Política

REFORMA DA PREVIDÊNCIA

Para enganar trabalhadores, Bolsonaro prepara campanha publicitária para reforma da Previdência

Assim como Temer, Bolsonaro articula uma série de campanhas publicitárias e “Roadshows” para poder passar a Reforma da Previdência, que fará com que trabalhemos até morrer.

terça-feira 5 de fevereiro| Edição do dia

Evaristo Sa/ AFP

Bolsonaro fará uma série de reuniões (conhecidas como “roadshow”) com empresários, a imprensa, partidos políticos e centrais sindicais, para apresentar o texto da reforma da previdência que é tão aclamada pelo mercado financeiro e que fará com que os trabalhadores paguem pela crise, trabalhem até seu último dia de vida e utilizem sua última gota de suor para enriquecer aqueles os quais Bolsonaro representa, a burguesia.

Da mesma forma, o governo vai articular campanhas publicitárias para naturalizar e tentar enfiar goela abaixo que tal reforma será benéfica.
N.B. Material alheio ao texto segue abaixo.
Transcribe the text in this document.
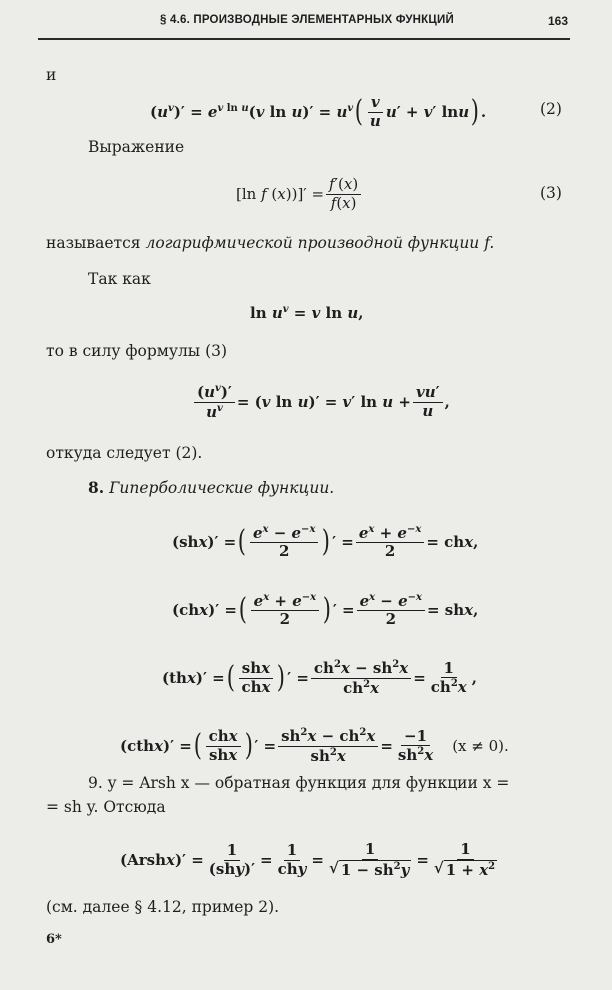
§ 4.6. ПРОИЗВОДНЫЕ ЭЛЕМЕНТАРНЫХ ФУНКЦИЙ	163
и
$(u^v)' = e^{v ln u}(v$ $\ln u)' = u^v$ ( $\frac{v}{u} u' + v'$ lnu ) .	(2)
Выражение
[ln f $(x))]' = \frac{f'(x)}{f(x)}$	(3)
называется логарифмической производной функции f.
Так как
$\ln u^v = v$ ln u,
то в силу формулы (3)
$\frac{(u^v)'}{u^v} = (v$ ln u)′ = v′ $\ln u + \frac{vu'}{u}$ ,
откуда следует (2).
8. Гиперболические функции.
(shx)′ = ( $\frac{e^x - e^{-x}}{2}$ ) ′ = $\frac{e^x + e^{-x}}{2}$ = chx,
(chx)′ = ( $\frac{e^x + e^{-x}}{2}$ ) ′ = $\frac{e^x - e^{-x}}{2}$ = shx,
(thx)′ = ( $\frac{\text{shx}}{\text{chx}}$ ) ′ = $\frac{ch^2x - sh^2x}{ch^2x} = \frac{1}{ch^2x}$ ,
(cthx)′ = ( $\frac{\text{chx}}{\text{shx}}$ ) ′ = $\frac{sh^2x - ch^2x}{sh^2x} = \frac{-1}{sh^2x} (x \ne 0)$.
9. y = Arsh x — обратная функция для функции x =
= sh y. Отсюда
(Arshx)′ = $\frac{1}{\text{(shy)′}} = \frac{1}{\text{chy}} = \frac{1}{√ 1 - sh^2y} = \frac{1}{√ 1 + x^2}$
(см. далее § 4.12, пример 2).
6*
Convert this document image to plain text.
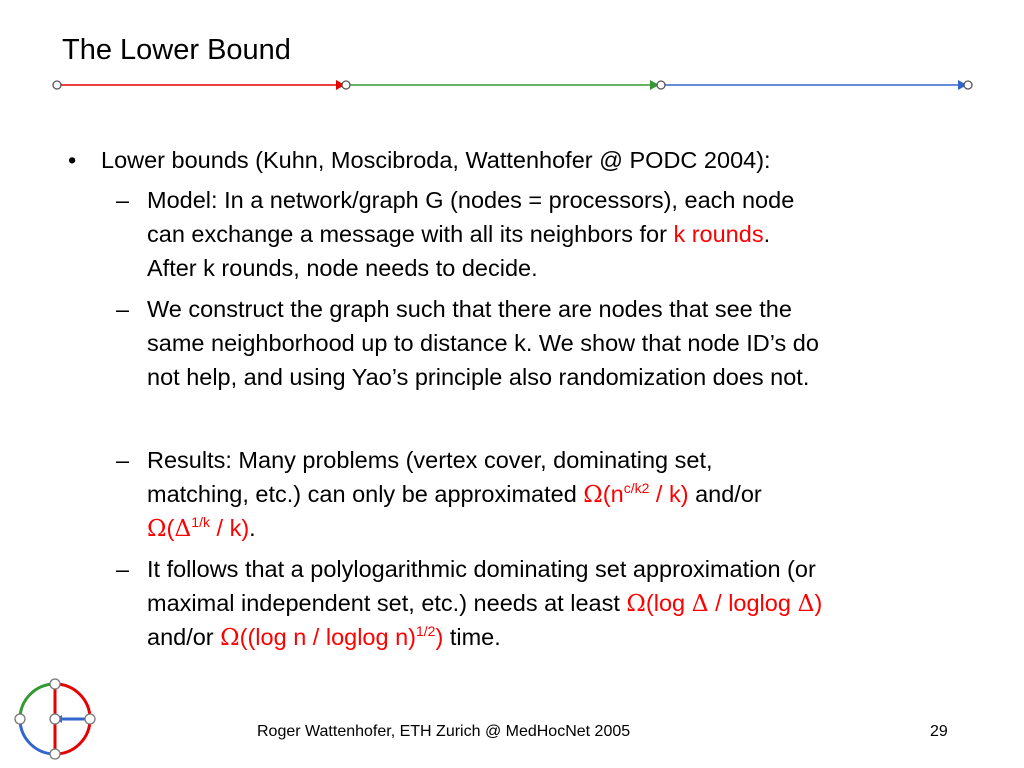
The Lower Bound
• Lower bounds (Kuhn, Moscibroda, Wattenhofer @ PODC 2004):
– Model: In a network/graph G (nodes = processors), each node
can exchange a message with all its neighbors for k rounds.
After k rounds, node needs to decide.
– We construct the graph such that there are nodes that see the
same neighborhood up to distance k. We show that node ID’s do
not help, and using Yao’s principle also randomization does not.
– Results: Many problems (vertex cover, dominating set,
matching, etc.) can only be approximated $\Omega(n^{c/k2} / k)$ and/or
$\Omega(\Delta^{1/k} / k)$.
– It follows that a polylogarithmic dominating set approximation (or
maximal independent set, etc.) needs at least Ω(log Δ / loglog Δ)
and/or Ω((log n / loglog n)$^{1/2}$) time.
Roger Wattenhofer, ETH Zurich @ MedHocNet 2005	29
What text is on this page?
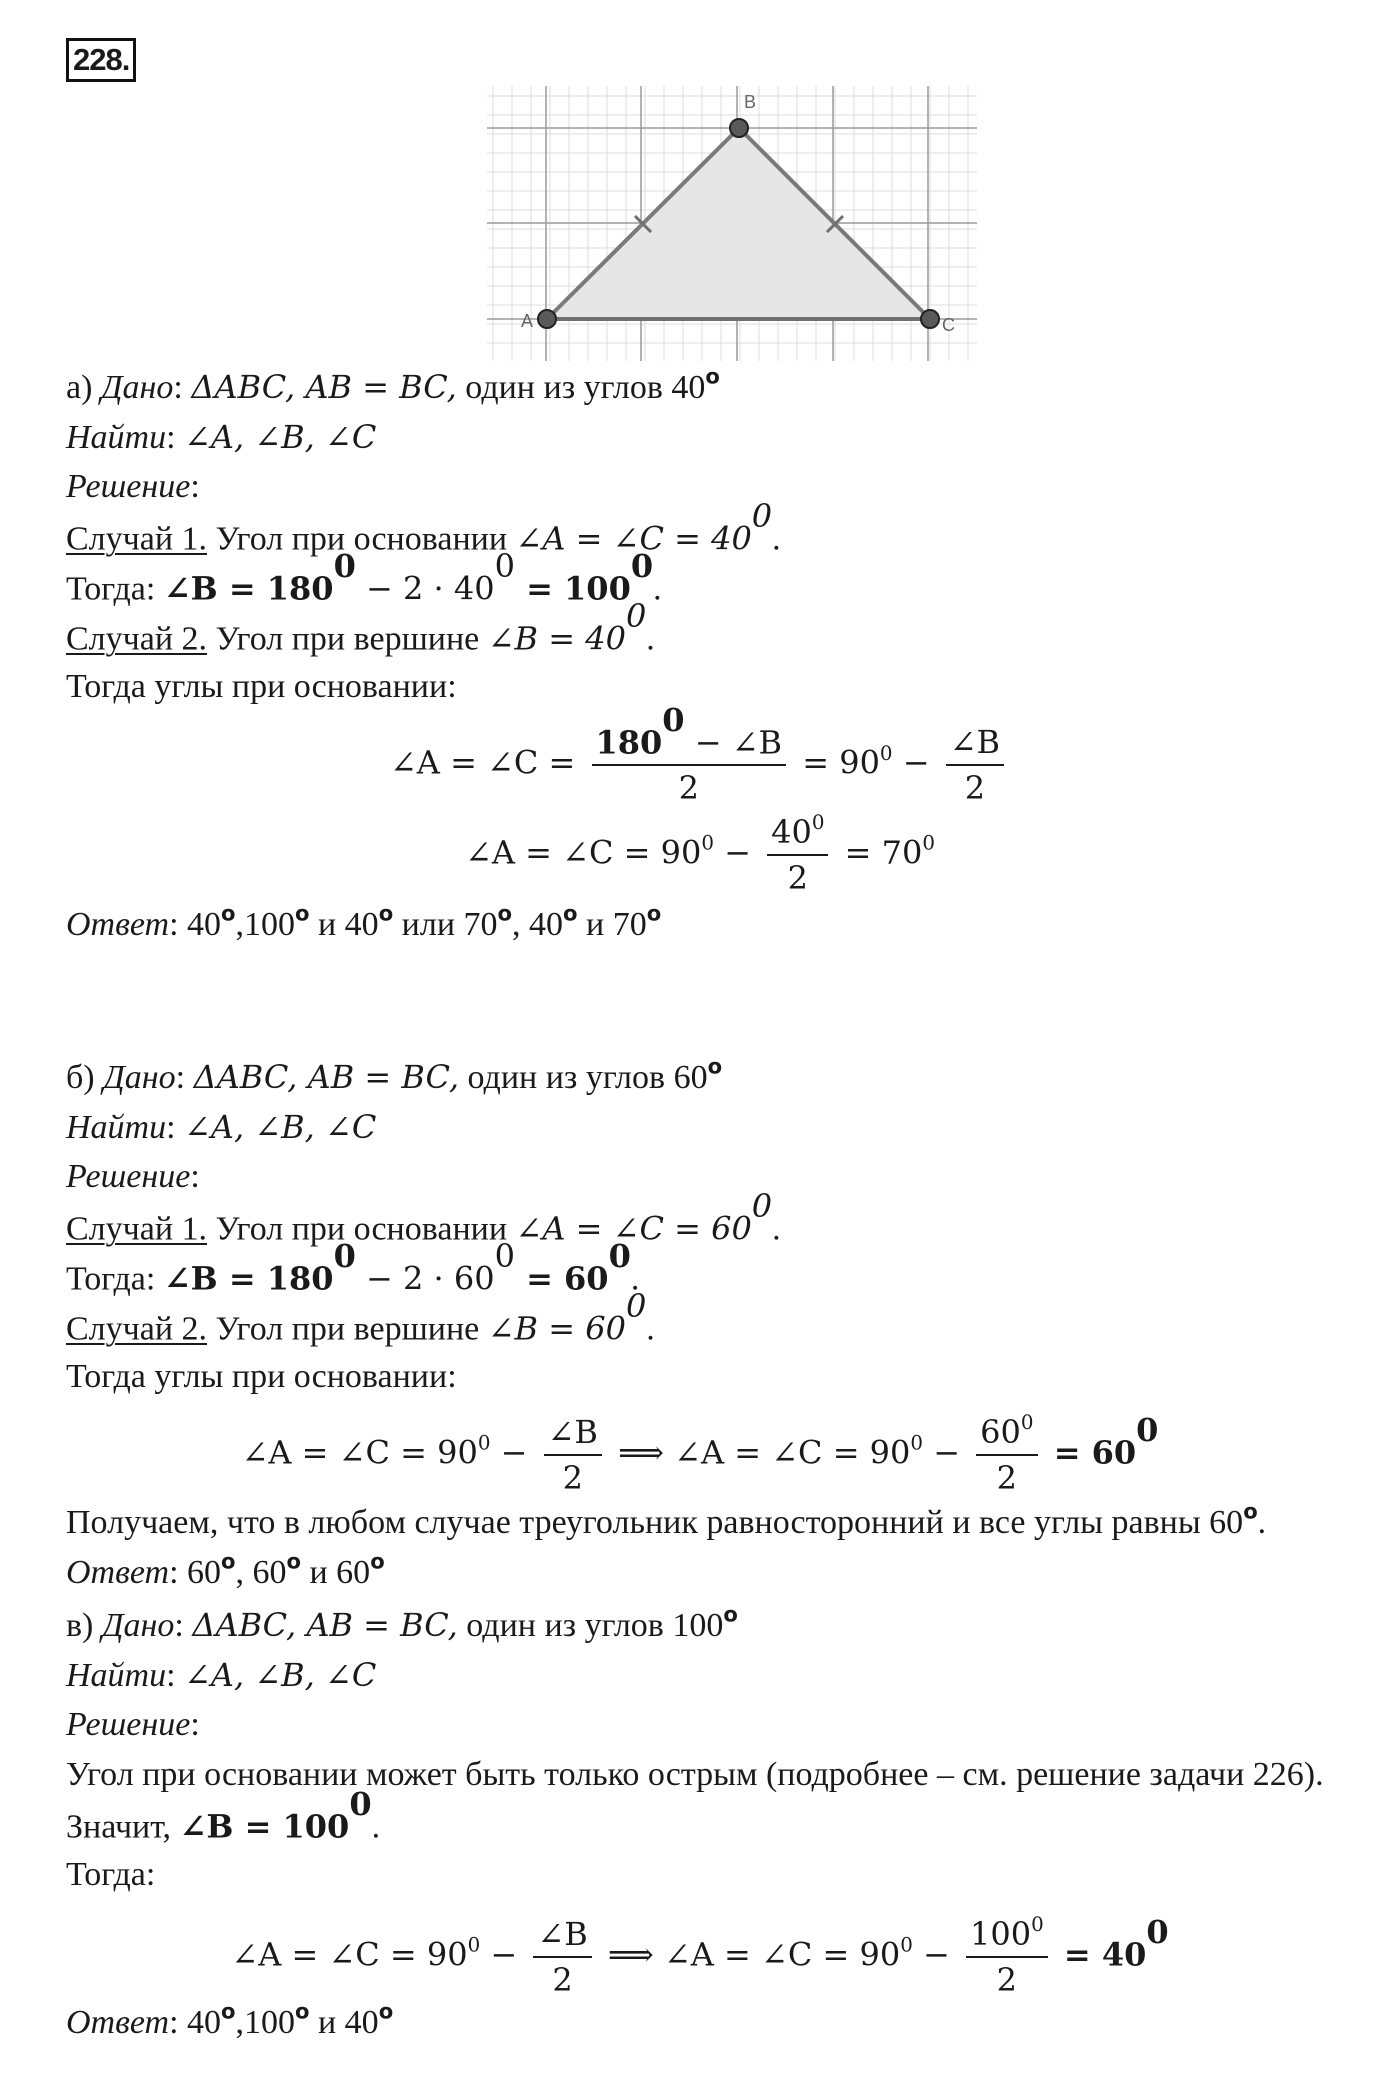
228.
A
B
C
а) Дано: ΔABC, AB = BC, один из углов 40$^o$
Найти: ∠A, ∠B, ∠C
Решение:
Случай 1. Угол при основании ∠A = ∠C = $40^0$.
Тогда: ∠B = $180^0 - 2 \cdot 40^0 = 100^0$.
Случай 2. Угол при вершине ∠B = $40^0$.
Тогда углы при основании:
∠A = ∠C = $\frac{180^0 - \angle B}{2} = 90^0 - \frac{\angle B}{2}$
∠A = ∠C = $90^0 - \frac{40^0}{2} = 70^0$
Ответ: 40$^o$,100$^o$ и 40$^o$ или 70$^o$, 40$^o$ и 70$^o$
б) Дано: ΔABC, AB = BC, один из углов 60$^o$
Найти: ∠A, ∠B, ∠C
Решение:
Случай 1. Угол при основании ∠A = ∠C = $60^0$.
Тогда: ∠B = $180^0 - 2 \cdot 60^0 = 60^0$.
Случай 2. Угол при вершине ∠B = $60^0$.
Тогда углы при основании:
∠A = ∠C = $90^0 - \frac{\angle B}{2}$ ⟹ ∠A = ∠C = $90^0 - \frac{60^0}{2} = 60^0$
Получаем, что в любом случае треугольник равносторонний и все углы равны 60$^o$.
Ответ: 60$^o$, 60$^o$ и 60$^o$
в) Дано: ΔABC, AB = BC, один из углов 100$^o$
Найти: ∠A, ∠B, ∠C
Решение:
Угол при основании может быть только острым (подробнее – см. решение задачи 226).
Значит, ∠B = $100^0$.
Тогда:
∠A = ∠C = $90^0 - \frac{\angle B}{2}$ ⟹ ∠A = ∠C = $90^0 - \frac{100^0}{2} = 40^0$
Ответ: 40$^o$,100$^o$ и 40$^o$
Lógico, espalhando e vomitando inúmeras fakes news ou utilizando jargões econômicos e supostos especialistas para fazer a cabeça da população para esses absurdos ataques.

Enquanto isso, um texto preliminar da reforma a ser encaminhado para a votação no Congresso mostrou a dureza das alterações propostas. O projeto propõe a idade mínima de 65 anos, tanto para homens quanto para mulheres, acabando com a possibilidade de aposentadoria por tempo de contribuição.

Veja mais: Trabalhar até morrer: equipe de Bolsonaro quer igualar idade mínima para mulheres e homens

Para aprovar o projeto nos próximos meses, o governo Bolsonaro já prepara e promove uma movimentação de cargos e emendas para os parlamentares, em troca de apoio para constituir a base necessária de uma futura aprovação. É sabido de todos: para votar uma PEC ou qualquer outra coisa, deve se ganhar a base (257 deputados no caso da PEC) a partir de acordões diversos que incluem inúmeros privilégios, o mesmo “toma lá dá cá” que o Bolsonaro falou que ia acabar.

Acabar que nada! Para defender os interesses da burguesia, Bolsonaro e sua cúpula pretendem imprimir e intensificar os ataques. Assim como a fracassada tentativa do governo golpista de Michel Temer, essa será mais uma pro pacote de reformas que vem para por um fim nos direitos conquistados historicamente pela classe trabalhadora. Essa política herdeira do golpe institucional que fala em nome do “fim dos privilégios”, na verdade será uma bomba que destruirá os direitos trabalhistas em prol da facilitação de trabalhos precários e da diminuição dos encargos para os empresários.

Para barrar todas as reformas e os ataques do governo faz-se necessário que, ao invés de se reunir com a cúpula bolsonarista, as centrais sindicais saiam da paralisia que estão e formulem um verdadeiro plano de lutas junto aos trabalhadores, pois são os únicos que podem, com seu próprio programa, fazer com que os capitalistas paguem pela crise que eles mesmos criaram.